新しいクラスになり早二週間。
今日のHRでは委員会決めが行われていた。
もちろん赤也は委員会にはいるつもりはなく、さっそく昼寝をしている。
瑞綺は入る委員会を決めてあるようで、担任の話をしっかり聞いている。
それから数十分後。
「起きろ、切原」
「ぁでっ!!」
赤也は瑞綺に分厚い本の角で殴られて起こされた。
赤也は相当痛かったらしく、頭を押さえている。
「〜っ!!痛ぇだろ!!」
「うるさい。
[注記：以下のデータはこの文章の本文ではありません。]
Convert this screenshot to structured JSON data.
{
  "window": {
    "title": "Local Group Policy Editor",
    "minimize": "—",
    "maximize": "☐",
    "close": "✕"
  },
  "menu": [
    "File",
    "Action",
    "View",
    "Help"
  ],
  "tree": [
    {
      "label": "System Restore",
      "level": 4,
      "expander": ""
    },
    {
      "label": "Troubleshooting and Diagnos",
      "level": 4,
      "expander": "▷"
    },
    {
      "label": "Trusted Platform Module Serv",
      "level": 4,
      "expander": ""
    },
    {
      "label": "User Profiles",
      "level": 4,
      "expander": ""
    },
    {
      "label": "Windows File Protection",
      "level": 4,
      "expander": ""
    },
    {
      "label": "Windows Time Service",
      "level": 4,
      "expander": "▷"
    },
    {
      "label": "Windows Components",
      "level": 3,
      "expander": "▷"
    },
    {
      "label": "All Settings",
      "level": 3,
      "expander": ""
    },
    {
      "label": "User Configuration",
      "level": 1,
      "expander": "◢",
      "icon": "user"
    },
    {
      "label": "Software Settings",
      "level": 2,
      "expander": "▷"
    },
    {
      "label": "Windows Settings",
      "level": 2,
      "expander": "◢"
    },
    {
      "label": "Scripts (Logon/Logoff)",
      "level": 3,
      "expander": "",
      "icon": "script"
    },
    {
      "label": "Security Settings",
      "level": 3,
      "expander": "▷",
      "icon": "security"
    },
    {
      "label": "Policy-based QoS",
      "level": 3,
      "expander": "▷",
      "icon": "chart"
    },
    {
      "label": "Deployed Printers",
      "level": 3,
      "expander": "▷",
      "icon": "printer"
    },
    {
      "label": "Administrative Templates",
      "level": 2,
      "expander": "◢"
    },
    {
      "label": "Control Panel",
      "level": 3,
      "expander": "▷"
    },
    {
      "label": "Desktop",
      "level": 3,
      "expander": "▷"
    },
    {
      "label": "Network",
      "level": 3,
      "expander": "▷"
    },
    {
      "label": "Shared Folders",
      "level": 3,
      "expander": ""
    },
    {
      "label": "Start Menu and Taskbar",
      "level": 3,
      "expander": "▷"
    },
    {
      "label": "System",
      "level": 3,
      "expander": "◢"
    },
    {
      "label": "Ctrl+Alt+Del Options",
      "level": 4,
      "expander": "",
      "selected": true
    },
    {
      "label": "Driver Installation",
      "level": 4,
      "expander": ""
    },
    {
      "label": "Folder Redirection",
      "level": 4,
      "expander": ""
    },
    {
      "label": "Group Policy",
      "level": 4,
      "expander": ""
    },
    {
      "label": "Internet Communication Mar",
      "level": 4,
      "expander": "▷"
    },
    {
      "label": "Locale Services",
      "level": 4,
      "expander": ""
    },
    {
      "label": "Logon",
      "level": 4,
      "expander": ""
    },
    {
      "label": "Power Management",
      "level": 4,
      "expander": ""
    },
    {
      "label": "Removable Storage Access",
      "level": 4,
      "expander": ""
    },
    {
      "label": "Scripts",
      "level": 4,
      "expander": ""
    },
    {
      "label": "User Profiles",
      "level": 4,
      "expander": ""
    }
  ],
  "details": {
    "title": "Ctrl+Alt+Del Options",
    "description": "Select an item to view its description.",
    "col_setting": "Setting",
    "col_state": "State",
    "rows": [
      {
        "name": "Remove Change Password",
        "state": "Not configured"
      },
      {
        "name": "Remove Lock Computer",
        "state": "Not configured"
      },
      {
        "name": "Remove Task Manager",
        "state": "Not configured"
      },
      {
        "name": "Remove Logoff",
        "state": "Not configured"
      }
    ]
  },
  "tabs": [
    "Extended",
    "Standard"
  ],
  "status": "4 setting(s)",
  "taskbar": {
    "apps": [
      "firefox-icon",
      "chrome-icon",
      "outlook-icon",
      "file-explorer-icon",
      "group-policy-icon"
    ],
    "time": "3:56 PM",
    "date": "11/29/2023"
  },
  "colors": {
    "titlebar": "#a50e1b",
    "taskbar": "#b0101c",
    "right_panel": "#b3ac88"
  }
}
起こしてやったんだから感謝しろ。もう部活の時間だ」
「へ?」
時計を見るとあと30分ほどで部活開始だった。
教室にはもう赤也と瑞綺しか残っていない。
「あ、サンキュ・・・」
「ん」
赤也は遅れないように用具を片付けながら瑞綺に訊ねた。
「そういやお前、委員会入った?」
「あぁ、図書委員にしたよ」
「ふーん」
「じゃあ、あたしは行くから」
瑞綺は時計を確認し、荷物を背負った。
「どうせなら途中まで一緒に行こうぜ!!」
「は?」
教室を出ようとしたら赤也に腕をつかまれた。
嫌そうな瑞綺とは対照に赤也はニコニコしている。
「断る」
「何で」
「特に仲が良いわけでもないアンタと一緒に行動する理由がない」
「そんなこと言わずにさ」
「―っ、いいから放せ!!」
瑞綺はバッと手を振りほどき、全力で走り出した。
「あ、おい!!」
追いかけようと思ったが瑞綺の足は意外にも速く赤也でも追い付けそうはなかった。
そして
「あいつ、何であんな泣きそうな顔したんだよ・・・」
赤也は時間を忘れ、瑞綺が走り去った方をただ見つめていた。